Hah! Astaghfirullah... Ternyata hal ini yang ingin dia bicarakan, selalu ini yang dia utarakan. Apa nggak salah? Kiya.
Tidak bisa dibayangkan dalam benak Kiya, bagaimana bisa seorang pemimpin perusahaan menyukai karyawannya sendiri? Apalagi, sudah sangat terlihat helas perbedaan yang ada.
Hening...
Hening...
" Huh! Hei, aku sedang bertanya. Kenapa tidak menanggapi?!." Celoteh Azzam dengan memandangi Kiya yang terlihat seperti melamun.
Namun sayangnya, lamunan Kiya sudah terlalu jauh membawanya. Hingga tidak menyadari, jika wajah orang disampingnya itu sudah seperti cabai yang sangat merah menahan amarahnya. Berulang kali Azzam menanyakan hal tersebut, tapi tetap saja tidak ada jawaban. Sampai akhirnya, wajah merah itu berada tepat disamping telinganya.
" Diammu itu, aku anggap sebagai jawabnnya. Iya!" Azzam tersenyum penuh kemenangan.
Kiya tersadar setelah mendengar perkatan Azzam, ia juga merasakan hembusan nafasnya ditelinga Kiya.
" Eh, apa! Apa tuan bilang! Ti tidak, saya tidak berbicara seperti itu. Jangan membuat kesimpulan sendiri, tuan." Kiya memprotes ucapan Azzam.

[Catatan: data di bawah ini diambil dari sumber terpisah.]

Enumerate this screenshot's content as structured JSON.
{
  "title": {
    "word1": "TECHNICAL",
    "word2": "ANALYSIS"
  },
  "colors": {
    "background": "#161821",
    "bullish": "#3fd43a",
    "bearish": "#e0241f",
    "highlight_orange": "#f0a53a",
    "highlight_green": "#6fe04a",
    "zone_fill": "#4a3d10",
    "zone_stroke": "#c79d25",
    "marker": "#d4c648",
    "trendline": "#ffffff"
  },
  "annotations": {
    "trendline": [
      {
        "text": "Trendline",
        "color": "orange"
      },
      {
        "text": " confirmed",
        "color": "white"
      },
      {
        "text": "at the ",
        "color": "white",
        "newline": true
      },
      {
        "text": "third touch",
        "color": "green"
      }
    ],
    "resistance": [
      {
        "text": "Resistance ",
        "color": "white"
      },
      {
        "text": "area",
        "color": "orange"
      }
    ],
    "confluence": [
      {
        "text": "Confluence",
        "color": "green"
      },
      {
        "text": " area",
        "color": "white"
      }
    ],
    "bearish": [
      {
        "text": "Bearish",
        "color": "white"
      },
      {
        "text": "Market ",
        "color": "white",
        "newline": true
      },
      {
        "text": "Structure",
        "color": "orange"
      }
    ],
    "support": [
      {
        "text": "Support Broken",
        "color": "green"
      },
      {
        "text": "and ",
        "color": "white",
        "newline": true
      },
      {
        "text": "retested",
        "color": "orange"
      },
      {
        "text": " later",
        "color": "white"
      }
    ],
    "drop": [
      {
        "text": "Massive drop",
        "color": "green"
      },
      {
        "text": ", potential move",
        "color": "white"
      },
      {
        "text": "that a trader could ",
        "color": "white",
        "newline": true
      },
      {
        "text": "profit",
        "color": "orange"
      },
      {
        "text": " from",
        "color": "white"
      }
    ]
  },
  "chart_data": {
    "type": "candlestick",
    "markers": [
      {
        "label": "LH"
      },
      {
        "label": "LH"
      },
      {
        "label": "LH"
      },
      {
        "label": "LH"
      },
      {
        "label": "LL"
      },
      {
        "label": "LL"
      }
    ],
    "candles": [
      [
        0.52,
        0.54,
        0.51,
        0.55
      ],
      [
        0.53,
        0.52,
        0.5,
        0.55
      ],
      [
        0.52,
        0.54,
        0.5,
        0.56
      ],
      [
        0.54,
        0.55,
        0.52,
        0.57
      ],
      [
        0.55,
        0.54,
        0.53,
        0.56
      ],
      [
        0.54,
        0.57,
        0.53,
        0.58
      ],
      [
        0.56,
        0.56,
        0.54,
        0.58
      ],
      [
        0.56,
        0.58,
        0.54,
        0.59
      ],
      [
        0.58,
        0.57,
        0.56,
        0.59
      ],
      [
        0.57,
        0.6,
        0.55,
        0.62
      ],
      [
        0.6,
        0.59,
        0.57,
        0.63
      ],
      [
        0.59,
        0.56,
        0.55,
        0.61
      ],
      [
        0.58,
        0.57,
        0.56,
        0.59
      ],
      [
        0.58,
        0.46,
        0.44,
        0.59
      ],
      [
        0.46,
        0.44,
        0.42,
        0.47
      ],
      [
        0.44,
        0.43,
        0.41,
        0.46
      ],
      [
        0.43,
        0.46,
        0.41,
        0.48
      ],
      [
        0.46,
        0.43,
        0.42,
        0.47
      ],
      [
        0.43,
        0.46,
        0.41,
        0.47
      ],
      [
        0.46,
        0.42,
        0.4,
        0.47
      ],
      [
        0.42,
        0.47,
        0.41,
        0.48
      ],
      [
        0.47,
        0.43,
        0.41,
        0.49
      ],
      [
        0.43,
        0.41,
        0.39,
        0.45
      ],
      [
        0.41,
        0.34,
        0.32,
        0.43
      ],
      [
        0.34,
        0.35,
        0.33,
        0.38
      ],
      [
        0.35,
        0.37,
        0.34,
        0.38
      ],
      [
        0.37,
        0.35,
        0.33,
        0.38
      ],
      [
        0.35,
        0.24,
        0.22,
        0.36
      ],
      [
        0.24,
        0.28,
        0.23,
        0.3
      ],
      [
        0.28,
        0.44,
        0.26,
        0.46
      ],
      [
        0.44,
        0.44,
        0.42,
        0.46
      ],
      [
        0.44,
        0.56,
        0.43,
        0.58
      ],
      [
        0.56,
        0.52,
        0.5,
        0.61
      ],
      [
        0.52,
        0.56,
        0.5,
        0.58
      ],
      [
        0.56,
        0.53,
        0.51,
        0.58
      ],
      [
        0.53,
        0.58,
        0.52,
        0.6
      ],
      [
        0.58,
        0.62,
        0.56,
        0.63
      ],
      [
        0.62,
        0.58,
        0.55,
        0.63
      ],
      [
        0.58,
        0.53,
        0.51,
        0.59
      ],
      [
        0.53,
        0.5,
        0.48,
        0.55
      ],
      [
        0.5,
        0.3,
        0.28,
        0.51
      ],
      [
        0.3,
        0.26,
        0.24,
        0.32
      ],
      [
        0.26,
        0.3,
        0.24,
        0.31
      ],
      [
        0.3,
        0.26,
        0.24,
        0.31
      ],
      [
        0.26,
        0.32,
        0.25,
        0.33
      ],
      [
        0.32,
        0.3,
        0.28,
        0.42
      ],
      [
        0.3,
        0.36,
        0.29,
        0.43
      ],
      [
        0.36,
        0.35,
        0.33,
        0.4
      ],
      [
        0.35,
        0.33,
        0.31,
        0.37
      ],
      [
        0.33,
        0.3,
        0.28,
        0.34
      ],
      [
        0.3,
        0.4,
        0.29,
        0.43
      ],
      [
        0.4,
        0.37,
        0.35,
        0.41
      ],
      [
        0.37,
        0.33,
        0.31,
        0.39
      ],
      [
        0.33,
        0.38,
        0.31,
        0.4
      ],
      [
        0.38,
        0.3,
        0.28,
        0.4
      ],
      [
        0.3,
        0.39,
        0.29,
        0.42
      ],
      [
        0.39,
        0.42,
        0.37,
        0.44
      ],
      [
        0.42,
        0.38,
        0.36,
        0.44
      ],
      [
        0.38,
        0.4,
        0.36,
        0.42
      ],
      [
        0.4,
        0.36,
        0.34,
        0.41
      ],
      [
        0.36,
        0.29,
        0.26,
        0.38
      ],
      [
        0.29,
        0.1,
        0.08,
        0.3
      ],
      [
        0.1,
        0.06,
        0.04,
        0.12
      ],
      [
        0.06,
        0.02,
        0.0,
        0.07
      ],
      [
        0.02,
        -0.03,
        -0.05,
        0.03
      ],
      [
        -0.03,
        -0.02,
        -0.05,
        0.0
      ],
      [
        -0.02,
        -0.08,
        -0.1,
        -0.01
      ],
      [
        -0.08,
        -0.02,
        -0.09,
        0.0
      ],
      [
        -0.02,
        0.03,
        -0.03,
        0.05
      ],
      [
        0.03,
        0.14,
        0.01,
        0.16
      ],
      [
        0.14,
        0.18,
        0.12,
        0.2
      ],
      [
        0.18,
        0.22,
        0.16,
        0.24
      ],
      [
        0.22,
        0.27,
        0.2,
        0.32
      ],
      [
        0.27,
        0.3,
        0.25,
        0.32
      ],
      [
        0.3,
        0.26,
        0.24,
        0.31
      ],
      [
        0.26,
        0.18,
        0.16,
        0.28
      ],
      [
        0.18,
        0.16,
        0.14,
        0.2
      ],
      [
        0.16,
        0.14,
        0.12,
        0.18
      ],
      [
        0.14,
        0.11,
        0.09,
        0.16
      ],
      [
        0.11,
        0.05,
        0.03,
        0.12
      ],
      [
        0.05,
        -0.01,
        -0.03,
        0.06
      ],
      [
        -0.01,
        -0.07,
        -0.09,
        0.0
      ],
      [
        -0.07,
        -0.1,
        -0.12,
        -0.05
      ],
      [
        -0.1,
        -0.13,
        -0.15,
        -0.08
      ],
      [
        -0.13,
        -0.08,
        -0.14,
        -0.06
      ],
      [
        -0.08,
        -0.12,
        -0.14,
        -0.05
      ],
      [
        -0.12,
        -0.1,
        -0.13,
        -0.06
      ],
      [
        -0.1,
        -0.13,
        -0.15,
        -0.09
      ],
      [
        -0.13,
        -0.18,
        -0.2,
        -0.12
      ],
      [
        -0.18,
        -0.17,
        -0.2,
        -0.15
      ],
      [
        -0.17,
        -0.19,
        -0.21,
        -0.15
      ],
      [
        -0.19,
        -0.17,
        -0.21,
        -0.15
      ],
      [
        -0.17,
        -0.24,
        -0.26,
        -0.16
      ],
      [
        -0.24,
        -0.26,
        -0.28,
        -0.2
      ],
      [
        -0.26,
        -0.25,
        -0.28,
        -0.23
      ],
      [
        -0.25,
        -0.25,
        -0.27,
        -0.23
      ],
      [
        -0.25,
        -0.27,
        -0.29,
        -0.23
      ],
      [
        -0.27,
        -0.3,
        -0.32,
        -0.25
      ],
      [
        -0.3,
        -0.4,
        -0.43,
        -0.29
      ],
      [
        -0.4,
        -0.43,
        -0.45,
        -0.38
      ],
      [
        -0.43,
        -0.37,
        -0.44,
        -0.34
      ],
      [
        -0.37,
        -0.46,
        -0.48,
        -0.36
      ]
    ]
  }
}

" Tidak perlu diperdebatkan sayang! Bukankah diam itu berarti iya, kan. Dan kau tidak bisa membatalkan itu, dan mulai detik ini. Kau adalah pasanganku, jadi bersikaplah yang manis. Oke." Azzam memainkan sudut matanya untuk menatap wajah Kiya yang bingung.
" Tidak! Anda tidak bi..." Perkataan Kiya terhenti oleh ibu jari milik Azzam sudah menempel didepan bibirnya.
" Ssssttt, jangan berisik my queen."
Kiya langsung menepis tangan Azzam, amarahnya kini sedang menguasai dirinya. Merasa tidak terima dengan apa yang dilakukan oleh bosnya itu, mata Kiya semakin membesar. Melotot kepada Azzam, yang malah tersenyum melihat wajah Kiya yang seperti itu.
" Ada apa sayang?" Azzam semakin tertantang dengan sikap Kiya.
" Tolong kondisikan tangan anda tuan! Jangan sembarangan menyentuh saya! Dan ingat!!! Saya bukan wanita gampangan seperti yang anda pikirkan, yang dengan mudahnya anda sentuh!!" Tegas Kiya kepada Azzam.